The British tried hard to make a conventional stand in each theater of operations. But in Africa their initial successes against the Italians were soon overturned by the arrival of Rommel’s
AFRIKA KORPS
. In Europe, British expeditionary forces sent to the Balkans to stem the fascist tide were driven from the mainland, then from the island of Crete in a series of bruising defeats. In the East the empire suffered even more humiliating losses in Singapore and Burma. Despite the deep entanglements of the Germans in Russia (from June 1941) and the Japanese in China, Britain and the United States still found it difficult to open up new fronts for massive conventional campaigns.

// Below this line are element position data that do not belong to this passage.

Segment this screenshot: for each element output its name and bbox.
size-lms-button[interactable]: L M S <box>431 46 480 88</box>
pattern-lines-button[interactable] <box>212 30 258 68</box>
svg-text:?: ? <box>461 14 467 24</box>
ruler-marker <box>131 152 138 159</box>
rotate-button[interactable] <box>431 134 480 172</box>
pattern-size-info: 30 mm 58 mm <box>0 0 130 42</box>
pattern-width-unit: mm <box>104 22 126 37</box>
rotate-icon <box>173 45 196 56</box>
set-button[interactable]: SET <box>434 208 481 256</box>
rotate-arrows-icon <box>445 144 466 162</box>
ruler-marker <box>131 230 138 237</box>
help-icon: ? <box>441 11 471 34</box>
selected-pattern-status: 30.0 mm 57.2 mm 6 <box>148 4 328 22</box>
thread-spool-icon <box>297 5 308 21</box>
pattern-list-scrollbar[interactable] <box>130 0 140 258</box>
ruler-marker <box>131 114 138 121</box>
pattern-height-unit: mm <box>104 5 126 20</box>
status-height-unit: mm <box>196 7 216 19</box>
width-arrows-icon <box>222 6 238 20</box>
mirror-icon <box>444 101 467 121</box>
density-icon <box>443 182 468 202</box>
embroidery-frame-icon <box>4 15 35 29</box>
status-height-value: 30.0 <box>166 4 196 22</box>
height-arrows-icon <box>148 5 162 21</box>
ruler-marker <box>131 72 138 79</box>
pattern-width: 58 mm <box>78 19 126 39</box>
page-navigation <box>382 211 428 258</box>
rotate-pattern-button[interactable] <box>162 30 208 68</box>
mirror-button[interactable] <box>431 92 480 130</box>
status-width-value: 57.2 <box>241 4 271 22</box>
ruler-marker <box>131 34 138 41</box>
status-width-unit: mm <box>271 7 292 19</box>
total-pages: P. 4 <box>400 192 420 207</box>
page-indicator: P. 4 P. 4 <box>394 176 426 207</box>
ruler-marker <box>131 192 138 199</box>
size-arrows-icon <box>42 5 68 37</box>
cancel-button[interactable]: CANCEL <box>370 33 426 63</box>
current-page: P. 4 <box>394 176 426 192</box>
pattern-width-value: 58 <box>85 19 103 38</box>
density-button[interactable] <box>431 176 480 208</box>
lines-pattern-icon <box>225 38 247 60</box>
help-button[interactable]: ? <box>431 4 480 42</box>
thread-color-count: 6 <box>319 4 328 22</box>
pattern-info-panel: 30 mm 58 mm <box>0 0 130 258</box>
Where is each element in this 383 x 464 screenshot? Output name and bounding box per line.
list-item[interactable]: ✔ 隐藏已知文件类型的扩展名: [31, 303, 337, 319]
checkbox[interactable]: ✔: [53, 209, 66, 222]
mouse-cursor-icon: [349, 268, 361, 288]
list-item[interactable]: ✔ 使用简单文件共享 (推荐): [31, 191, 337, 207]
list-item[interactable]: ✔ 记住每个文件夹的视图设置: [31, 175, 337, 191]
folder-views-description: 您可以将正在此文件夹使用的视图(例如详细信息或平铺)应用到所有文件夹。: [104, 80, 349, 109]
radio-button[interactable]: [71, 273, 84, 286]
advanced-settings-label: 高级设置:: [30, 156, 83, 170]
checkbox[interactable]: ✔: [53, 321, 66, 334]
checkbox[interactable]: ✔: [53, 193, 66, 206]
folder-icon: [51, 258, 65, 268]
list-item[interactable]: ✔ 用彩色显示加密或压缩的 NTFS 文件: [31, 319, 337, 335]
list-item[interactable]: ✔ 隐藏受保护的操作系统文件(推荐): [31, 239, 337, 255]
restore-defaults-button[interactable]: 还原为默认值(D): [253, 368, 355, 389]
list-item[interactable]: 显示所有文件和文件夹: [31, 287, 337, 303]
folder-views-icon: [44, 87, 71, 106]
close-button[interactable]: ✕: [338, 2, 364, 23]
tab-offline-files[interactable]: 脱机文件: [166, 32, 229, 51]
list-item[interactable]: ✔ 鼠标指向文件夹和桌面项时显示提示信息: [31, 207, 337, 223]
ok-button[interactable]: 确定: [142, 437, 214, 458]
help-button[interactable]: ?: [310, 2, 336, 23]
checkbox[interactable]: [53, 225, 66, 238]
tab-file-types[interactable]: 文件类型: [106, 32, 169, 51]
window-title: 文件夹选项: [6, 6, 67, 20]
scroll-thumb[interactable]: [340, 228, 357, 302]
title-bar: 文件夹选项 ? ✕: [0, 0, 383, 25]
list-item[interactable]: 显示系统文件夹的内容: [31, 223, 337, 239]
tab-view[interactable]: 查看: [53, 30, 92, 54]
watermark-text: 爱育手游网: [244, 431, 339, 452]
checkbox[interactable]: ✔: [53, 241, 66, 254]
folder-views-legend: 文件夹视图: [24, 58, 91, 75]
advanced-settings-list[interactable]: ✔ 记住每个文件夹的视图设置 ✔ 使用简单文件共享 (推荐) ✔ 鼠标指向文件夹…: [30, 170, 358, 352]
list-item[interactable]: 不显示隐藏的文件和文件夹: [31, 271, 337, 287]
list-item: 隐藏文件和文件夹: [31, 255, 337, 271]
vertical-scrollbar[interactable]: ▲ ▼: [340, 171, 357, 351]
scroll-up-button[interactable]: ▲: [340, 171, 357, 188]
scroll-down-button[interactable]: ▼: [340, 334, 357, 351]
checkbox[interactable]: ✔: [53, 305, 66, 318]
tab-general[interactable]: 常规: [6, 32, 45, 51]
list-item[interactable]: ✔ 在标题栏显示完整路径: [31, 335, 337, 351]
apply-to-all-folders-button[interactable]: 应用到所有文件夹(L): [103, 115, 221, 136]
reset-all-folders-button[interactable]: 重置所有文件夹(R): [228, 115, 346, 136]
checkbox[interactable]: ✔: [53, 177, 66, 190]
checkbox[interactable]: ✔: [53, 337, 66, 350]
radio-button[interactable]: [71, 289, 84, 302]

During these dark early years of World War II, the principal countermoves available to the remaining forces of resistance were to a great extent irregular in nature. As noted in the preceding two chapters, the strategic situation in the Pacific placed a premium on the waging of irregular warfare against Japan with Wingate’s long-range penetration groups on the Asian mainland and Lockwood’s submarines at sea. In Europe, Nazi control, almost complete from the fall of France to the invasion of Normandy four years later, also required an emphasis on unconventional operations. Winston Churchill, who was still holding out against Hitler in Britain, and someone very well acquainted with irregular warfare from the time of his experiences with the Boers forty years earlier—not to mention what he had learned from his friendship with T. E. Lawrence—was determined to foster strong resistance to Nazi rule throughout the occupied countries. With a mix of local insurgents and British-led commando raids, the main goal of the Special Operations Executive he established was to “set Europe ablaze.”